C’est vrai que je ne croise pas beaucoup de détracteurs au quotidien. Les jeunes m’interpellent partout où je passe, me disent que je donne une bonne image de la France. A la gare par exemple, il y’a beaucoup de personnalités qui se cachent derrière leur capuche ou leurs lunettes, moi non. Quand je prends le train j’assume. Je ne refuse jamais une photo ou une dédicace. J’aime les gens et ils me le rendent bien. Ils sont très reconnaissants. C’est le meilleur des médicaments pour la personne âgée que je suis (rires).

Suite à votre départ du comité Miss France, vous avez créé et pris la tête d’un nouveau concours, celui de Miss prestige National. Comment en avez-vous trouvé l’énergie ?

C’est l’instinct de conservation (rires). Si vous êtes, à mon âge, derrière vos carreaux à attendre la mort, ce n’est pas réconfortant. Il m’est insupportable de penser au temps qui passe, de la naissance à la mort. C’est un mystère sans réponse. Pourquoi doit-on disparaitre à jamais ? C’est effrayant. Je préfère donc qu’on ne me souhaite plus mon anniversaire, j’essaye d’oublier ma date de naissance. Si on veut encore me souhaitez quelque chose, il faut penser à la St Geneviève le 3 janvier (rires).

Promis j’y penserai ! Où en êtes-vous aujourd’hui avec ce concours de Miss prestige National ?

L’aventure a commencé il y’a déjà 4 ans. Les gens y ont adhéré. Il y’a eu un sondage dans Aujourd’hui en France en 2012 qui demandait aux français si la Miss de l’année était la Miss France ou la Miss prestige. Plus de 60% ont répondu que c’était la Miss de Geneviève ! Pour les gens le nom de De Fontenay est scotché à Miss France.

Quelle est la différence entre votre concours et celui de Miss France ?

Il n’y en a pas à première vue, ce sont les mêmes critères de sélections des miss. En revanche les miennes doivent avoir de la dignité, ne rien faire de dégradant pour l’image de la femme.

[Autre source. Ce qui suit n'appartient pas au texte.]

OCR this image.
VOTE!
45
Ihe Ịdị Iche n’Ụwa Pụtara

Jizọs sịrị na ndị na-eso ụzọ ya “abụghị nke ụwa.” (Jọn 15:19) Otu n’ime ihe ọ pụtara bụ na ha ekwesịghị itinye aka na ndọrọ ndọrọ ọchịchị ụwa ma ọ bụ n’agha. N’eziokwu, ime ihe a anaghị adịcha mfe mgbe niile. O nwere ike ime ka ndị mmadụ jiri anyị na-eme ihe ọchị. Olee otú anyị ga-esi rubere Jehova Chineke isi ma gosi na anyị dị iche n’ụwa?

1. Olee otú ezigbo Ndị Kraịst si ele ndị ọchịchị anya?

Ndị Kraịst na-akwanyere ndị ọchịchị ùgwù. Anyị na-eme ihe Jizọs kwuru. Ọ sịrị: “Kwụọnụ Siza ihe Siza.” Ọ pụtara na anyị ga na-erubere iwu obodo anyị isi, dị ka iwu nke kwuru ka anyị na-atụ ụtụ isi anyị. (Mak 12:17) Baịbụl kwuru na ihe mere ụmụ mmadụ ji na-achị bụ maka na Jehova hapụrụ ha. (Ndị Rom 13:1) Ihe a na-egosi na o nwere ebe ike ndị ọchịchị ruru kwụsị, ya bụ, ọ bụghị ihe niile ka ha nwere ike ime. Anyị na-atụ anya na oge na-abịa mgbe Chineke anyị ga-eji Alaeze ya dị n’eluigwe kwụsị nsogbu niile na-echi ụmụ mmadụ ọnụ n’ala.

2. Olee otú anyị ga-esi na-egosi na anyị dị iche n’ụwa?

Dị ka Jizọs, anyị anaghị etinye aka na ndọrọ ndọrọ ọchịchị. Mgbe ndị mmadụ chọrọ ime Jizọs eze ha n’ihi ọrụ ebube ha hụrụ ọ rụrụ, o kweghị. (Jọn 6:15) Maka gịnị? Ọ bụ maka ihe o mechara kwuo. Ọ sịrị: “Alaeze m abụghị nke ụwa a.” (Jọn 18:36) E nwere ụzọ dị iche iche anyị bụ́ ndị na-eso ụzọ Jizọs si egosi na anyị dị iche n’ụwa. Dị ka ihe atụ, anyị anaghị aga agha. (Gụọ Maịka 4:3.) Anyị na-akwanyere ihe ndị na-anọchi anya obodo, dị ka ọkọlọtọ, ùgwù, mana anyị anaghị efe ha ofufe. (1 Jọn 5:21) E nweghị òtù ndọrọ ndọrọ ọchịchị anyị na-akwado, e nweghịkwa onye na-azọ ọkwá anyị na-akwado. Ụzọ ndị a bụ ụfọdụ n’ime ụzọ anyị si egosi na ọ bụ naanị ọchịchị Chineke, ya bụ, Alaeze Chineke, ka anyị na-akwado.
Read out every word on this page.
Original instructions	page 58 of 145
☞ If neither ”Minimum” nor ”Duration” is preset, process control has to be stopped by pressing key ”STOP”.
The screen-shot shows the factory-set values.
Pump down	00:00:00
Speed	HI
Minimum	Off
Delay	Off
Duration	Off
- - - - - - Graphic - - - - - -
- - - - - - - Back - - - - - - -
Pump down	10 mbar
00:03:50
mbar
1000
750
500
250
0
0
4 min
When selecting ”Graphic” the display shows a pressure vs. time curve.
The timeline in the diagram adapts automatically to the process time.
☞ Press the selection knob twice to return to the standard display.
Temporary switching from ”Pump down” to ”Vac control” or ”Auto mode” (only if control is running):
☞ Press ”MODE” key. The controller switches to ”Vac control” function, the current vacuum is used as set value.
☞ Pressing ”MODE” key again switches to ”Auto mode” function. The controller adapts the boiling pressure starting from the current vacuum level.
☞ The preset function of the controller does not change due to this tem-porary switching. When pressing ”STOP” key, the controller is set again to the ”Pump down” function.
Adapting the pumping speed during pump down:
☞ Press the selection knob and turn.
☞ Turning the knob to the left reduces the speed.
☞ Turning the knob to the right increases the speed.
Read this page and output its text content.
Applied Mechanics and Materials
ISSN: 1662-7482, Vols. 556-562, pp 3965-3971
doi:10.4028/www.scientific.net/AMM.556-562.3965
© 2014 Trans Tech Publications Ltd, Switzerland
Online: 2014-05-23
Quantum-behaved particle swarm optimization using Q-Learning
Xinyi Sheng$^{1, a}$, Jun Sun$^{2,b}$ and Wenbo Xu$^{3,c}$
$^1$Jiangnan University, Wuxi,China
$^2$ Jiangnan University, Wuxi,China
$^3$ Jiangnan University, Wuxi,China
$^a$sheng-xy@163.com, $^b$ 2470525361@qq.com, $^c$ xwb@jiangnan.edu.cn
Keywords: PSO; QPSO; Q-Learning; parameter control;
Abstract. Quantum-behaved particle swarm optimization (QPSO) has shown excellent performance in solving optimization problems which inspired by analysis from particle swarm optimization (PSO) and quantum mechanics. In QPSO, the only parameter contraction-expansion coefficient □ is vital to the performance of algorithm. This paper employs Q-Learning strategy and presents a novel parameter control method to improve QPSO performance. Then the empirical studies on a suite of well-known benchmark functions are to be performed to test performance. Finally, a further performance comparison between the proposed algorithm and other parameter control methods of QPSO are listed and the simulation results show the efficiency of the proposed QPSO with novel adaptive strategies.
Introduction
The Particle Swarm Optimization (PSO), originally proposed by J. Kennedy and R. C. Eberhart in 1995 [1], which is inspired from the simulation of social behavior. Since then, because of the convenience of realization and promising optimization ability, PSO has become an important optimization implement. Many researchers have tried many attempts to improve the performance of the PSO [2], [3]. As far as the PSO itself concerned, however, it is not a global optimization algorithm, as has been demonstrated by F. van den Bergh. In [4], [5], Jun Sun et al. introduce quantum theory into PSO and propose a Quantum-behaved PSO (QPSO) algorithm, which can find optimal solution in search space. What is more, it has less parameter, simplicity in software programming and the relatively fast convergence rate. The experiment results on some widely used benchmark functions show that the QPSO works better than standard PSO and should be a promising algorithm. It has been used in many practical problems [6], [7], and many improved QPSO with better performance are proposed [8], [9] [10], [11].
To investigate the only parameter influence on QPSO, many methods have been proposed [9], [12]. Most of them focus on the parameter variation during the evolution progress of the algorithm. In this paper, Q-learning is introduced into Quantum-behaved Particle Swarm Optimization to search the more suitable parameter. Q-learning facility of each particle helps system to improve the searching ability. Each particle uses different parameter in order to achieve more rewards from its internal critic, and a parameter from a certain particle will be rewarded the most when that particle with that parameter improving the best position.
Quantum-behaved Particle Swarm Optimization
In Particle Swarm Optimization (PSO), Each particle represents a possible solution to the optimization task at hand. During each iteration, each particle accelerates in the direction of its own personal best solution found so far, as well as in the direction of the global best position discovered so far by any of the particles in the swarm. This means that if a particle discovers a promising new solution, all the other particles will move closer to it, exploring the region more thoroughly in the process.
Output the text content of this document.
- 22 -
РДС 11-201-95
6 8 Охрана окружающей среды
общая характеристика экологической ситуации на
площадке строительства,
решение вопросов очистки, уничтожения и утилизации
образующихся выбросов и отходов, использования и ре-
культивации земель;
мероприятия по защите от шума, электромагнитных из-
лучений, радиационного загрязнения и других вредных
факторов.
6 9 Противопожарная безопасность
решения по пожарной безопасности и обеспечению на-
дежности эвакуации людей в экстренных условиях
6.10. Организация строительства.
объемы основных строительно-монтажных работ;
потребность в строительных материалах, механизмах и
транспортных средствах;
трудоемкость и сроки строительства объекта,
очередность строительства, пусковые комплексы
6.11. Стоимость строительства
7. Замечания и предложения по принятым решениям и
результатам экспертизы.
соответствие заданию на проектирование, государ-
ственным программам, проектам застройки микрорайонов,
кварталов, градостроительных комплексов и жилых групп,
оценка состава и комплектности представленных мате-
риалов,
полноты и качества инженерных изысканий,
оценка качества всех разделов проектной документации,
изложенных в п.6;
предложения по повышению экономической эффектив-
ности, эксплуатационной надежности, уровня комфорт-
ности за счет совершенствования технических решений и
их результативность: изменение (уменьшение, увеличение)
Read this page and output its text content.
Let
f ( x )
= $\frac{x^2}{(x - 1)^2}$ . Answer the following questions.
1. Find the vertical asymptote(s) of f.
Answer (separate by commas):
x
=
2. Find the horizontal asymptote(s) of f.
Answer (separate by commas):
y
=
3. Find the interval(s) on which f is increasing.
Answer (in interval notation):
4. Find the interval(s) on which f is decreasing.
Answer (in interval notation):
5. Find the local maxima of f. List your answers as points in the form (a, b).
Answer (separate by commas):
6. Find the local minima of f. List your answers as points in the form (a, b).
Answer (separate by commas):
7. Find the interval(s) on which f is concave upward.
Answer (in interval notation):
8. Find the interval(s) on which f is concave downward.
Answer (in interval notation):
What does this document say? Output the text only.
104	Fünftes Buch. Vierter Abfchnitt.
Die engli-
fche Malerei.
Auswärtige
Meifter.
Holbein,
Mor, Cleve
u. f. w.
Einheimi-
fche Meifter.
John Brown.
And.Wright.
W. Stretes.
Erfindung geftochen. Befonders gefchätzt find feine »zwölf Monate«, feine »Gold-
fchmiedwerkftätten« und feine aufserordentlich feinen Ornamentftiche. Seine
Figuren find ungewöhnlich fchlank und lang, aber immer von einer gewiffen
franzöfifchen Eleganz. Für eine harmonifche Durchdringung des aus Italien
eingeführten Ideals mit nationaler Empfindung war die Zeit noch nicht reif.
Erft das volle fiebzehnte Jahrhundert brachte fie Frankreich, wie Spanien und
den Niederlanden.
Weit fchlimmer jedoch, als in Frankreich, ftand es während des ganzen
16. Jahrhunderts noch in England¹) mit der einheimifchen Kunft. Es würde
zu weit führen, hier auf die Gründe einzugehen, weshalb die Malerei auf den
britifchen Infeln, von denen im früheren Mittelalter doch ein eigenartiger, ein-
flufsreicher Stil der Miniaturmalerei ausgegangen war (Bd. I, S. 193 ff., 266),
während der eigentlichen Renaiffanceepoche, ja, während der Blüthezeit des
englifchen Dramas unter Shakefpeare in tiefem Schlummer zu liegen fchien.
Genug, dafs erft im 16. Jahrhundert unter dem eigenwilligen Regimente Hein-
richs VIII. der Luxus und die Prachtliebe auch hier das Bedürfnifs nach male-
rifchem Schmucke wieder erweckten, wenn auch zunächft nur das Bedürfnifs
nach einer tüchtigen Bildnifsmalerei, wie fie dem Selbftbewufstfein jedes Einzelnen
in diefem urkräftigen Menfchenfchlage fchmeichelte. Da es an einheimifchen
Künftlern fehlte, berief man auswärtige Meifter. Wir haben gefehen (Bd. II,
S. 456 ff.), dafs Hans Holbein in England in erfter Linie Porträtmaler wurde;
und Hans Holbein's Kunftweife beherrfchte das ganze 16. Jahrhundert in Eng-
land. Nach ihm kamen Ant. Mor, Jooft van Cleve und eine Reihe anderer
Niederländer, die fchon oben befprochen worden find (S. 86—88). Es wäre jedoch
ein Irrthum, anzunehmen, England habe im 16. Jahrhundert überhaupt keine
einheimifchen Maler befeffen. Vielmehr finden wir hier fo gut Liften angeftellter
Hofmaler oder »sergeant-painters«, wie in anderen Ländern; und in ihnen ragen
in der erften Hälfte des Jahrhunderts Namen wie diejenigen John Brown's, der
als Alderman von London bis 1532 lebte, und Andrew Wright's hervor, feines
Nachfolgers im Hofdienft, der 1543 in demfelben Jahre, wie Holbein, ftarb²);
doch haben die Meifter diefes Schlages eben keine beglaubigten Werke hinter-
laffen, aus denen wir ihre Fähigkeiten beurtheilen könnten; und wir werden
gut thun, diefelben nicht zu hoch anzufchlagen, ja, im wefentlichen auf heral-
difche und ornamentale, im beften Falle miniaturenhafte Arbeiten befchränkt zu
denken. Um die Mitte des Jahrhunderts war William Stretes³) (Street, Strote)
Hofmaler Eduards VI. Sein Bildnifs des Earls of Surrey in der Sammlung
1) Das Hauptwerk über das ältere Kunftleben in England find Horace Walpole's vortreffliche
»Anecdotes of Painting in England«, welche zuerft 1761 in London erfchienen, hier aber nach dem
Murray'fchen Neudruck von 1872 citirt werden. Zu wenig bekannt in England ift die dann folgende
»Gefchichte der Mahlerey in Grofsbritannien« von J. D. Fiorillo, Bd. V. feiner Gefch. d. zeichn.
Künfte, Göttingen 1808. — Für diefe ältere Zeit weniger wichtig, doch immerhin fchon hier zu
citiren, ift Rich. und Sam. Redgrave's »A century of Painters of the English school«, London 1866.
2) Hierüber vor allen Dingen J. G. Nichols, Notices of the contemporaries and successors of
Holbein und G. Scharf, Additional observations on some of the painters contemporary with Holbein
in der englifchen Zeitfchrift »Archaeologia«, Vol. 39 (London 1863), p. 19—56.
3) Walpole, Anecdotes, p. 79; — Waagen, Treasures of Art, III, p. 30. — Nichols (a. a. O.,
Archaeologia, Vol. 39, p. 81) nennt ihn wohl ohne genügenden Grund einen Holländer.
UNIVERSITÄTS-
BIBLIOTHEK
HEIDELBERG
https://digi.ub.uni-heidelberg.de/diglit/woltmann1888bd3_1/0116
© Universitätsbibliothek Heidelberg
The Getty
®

Avoir le respect de soi-même et des autres.

Si je vous dis « réussir sa vie », qu’est-ce que cela vous évoque ?

Pour moi c’est vivre en paix avec sa conscience en restant fidèle et digne.

Considérez-vous avoir réussi quelque chose ?

J’ai eu la chance de partager ma vie avec Louis De Fontenay, qui était un homme exceptionnel et qui a fait ce que je suis. Vivre avec lui était un privilège, il y’avait une communion d’esprit. Avoir vécu cela est déjà une réussite, oui.

Quand j’y pense, je me dis que le partage et la disponibilité pour les autres est également essentielle. Je vous parlais à l’instant des fans qui viennent m’aborder au quotidien. Beaucoup me disent que je suis la seule personnalité avec laquelle ils osent le faire. C’est mon plus beau compliment.

Vous êtes donc heureuse de la vie que vous avez menée jusqu’ici ?

Oui. J’estime que j’ai une belle vie et que j’ai de la chance. J’ai eu des malheurs comme tout le monde, mais je suis une privilégiée. Je me le dis tous les matins.

Si vous deviez retenir un moment marquant dans votre vie, quel serait-il ?

Sans hésiter le jour de ma rencontre avec Louis De Fontenay, qui m’a donné deux fils Ludovic et Xavier.

Au-delà de Miss Prestige, quelle est votre actualité du moment?

J’anime tous les jours à 8h45 « les 2 minutes de Geneviève De Fontenay » sur MFM Radio, émission dans laquelle je traite de sujets d’actualité avec mon franc parlé habituel.

Je pars aussi régulièrement aux quatre coins de la France participer à des foires commerciales, des salons de mariages et des projets associatifs avec dédicaces et photos.

Merci beaucoup Geneviève. Quelques questions/réponses rapides pour finir :

Un message aux lecteurs/lectrices ?

Qu’ils essayent de garder leur dignité en toute circonstance. Qu’ils se respectent eux-mêmes et qu’ils respectent les autres.

Un regard sur votre parcours?

Je me dis que je n’ai pas fait de mal à l’humanité. J’aurais essayé de donner un peu de rêve.

Une dernière envie ?

Que les canons de la beauté remplacent ceux de la guerre. Hélas ça n’en prend pas le chemin en ce moment.